Todo o cuidado é pouco. A culpa não é só do povo, claro! Há a das elites, ainda mais importante, conforme também se depreende do citado Artigo 10. Escrevemos nosso próprio roteiro de “Como as Democracias Morrem”. No livro, Steven Levitsky e Daniel Ziblatt observam que uma das “normas cruciais” para a sobrevivência da democracia é a “reserva institucional”.
Entende-se por isso “o ato de evitar ações que, embora respeitem a letra da lei, violam claramente o seu espírito”, pois tal ação “pode pôr em perigo o sistema existente”. Ministério Público e Judiciário, nos últimos seis anos, têm mandado a autocontenção às favas e destruído o ambiente da “reserva institucional”, pretextando o cumprimento da lei —o que, de resto, é falso.

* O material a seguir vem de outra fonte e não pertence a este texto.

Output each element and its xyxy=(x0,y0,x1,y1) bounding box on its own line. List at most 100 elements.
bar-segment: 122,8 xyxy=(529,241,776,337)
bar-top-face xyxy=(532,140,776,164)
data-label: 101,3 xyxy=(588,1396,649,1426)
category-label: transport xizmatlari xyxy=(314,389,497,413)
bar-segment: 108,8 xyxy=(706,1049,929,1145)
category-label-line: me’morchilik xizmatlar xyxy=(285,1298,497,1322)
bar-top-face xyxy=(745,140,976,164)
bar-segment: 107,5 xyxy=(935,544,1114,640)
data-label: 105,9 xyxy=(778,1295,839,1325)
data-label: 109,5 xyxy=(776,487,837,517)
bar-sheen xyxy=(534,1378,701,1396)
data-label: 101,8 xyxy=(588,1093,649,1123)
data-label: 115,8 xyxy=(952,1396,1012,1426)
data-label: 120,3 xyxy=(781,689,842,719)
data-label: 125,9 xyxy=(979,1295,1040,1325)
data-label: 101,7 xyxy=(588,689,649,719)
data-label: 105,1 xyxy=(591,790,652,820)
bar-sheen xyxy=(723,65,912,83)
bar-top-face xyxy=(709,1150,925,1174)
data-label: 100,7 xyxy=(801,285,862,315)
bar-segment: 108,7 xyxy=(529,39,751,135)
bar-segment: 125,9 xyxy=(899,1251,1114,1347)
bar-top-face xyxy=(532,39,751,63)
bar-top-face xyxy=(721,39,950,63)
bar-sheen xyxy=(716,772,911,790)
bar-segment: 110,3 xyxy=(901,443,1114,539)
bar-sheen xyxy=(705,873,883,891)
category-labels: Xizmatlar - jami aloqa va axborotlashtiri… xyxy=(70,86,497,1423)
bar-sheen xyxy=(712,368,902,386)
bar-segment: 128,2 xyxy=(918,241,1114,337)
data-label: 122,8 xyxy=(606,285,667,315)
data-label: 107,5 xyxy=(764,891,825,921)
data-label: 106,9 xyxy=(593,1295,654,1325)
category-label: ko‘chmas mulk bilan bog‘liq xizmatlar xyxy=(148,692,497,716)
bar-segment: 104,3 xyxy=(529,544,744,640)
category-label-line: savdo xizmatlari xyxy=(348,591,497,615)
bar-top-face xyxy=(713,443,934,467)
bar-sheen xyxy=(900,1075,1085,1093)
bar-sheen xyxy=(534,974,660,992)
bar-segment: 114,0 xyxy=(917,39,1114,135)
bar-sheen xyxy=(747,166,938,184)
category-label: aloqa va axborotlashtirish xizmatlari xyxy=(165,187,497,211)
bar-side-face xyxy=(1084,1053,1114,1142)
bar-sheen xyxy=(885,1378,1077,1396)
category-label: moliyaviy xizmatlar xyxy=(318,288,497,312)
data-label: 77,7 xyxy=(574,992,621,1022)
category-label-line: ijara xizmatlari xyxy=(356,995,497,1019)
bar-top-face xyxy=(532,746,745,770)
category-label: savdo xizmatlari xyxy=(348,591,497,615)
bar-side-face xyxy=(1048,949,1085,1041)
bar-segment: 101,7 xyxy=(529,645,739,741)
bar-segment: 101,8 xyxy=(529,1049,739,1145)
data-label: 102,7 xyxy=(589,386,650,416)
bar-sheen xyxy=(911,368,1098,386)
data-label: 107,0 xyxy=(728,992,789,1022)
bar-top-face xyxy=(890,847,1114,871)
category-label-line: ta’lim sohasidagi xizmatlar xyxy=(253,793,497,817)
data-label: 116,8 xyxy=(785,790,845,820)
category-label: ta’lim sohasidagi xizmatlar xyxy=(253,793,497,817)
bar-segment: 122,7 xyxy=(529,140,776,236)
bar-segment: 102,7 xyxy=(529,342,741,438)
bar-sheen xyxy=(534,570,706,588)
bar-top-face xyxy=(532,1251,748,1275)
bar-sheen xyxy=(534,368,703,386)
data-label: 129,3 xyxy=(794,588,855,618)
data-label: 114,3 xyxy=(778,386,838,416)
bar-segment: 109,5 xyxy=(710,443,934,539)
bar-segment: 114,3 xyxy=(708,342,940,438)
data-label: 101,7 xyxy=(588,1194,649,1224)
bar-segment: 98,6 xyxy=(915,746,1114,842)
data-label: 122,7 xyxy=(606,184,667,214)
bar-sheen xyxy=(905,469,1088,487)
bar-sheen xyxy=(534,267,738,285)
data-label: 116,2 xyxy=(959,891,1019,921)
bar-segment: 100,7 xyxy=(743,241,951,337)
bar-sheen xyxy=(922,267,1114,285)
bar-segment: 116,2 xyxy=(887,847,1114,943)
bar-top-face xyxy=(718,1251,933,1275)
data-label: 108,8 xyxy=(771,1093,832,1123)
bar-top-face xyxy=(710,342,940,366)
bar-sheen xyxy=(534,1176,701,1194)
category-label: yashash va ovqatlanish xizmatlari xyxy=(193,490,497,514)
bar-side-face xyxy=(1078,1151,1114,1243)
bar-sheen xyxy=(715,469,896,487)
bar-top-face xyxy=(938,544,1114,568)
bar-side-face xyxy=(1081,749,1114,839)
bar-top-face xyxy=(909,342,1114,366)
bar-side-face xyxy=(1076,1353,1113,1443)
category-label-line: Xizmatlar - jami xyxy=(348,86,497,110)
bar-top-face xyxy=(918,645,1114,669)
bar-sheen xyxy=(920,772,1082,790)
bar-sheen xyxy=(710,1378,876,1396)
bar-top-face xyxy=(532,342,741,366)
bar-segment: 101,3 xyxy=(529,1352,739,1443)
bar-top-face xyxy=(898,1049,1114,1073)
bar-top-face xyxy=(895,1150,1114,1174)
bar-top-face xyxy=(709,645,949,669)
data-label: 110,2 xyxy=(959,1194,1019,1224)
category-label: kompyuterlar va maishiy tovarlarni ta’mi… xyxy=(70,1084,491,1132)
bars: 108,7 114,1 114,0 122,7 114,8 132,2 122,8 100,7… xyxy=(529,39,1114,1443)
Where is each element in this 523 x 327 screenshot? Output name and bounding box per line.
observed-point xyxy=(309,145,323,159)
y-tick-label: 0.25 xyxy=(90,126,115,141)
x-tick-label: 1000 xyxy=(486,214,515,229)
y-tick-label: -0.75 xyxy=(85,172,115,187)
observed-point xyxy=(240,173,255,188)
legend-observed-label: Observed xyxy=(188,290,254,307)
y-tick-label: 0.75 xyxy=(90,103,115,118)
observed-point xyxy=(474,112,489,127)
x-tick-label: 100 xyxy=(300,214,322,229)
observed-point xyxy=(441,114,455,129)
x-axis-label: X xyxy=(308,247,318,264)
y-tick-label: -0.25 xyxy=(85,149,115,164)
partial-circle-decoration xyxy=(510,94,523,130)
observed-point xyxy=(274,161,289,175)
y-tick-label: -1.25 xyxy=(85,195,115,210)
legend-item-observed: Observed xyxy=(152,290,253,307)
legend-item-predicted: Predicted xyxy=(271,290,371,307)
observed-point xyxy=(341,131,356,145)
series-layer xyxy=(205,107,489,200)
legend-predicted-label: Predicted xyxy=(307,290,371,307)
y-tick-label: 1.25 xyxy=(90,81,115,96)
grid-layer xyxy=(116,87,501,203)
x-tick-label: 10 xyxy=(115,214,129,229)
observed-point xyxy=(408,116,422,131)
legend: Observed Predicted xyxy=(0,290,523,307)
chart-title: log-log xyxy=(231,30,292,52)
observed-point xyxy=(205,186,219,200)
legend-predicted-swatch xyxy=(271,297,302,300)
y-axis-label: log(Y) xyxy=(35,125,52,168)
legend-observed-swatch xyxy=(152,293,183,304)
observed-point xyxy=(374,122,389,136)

A democracia, que é mais do que um sistema de escolha de governantes, está, sim, em perigo. Seja porque a paixão das facções chega às decisões de Estado, seja porque a elite do aparato investigativo-judicial perdeu a noção da importância que tem a “reserva institucional” na defesa de um regime de liberdades.
Pronto. O achincalhe pode começar, como em 2006, agora por novos autores.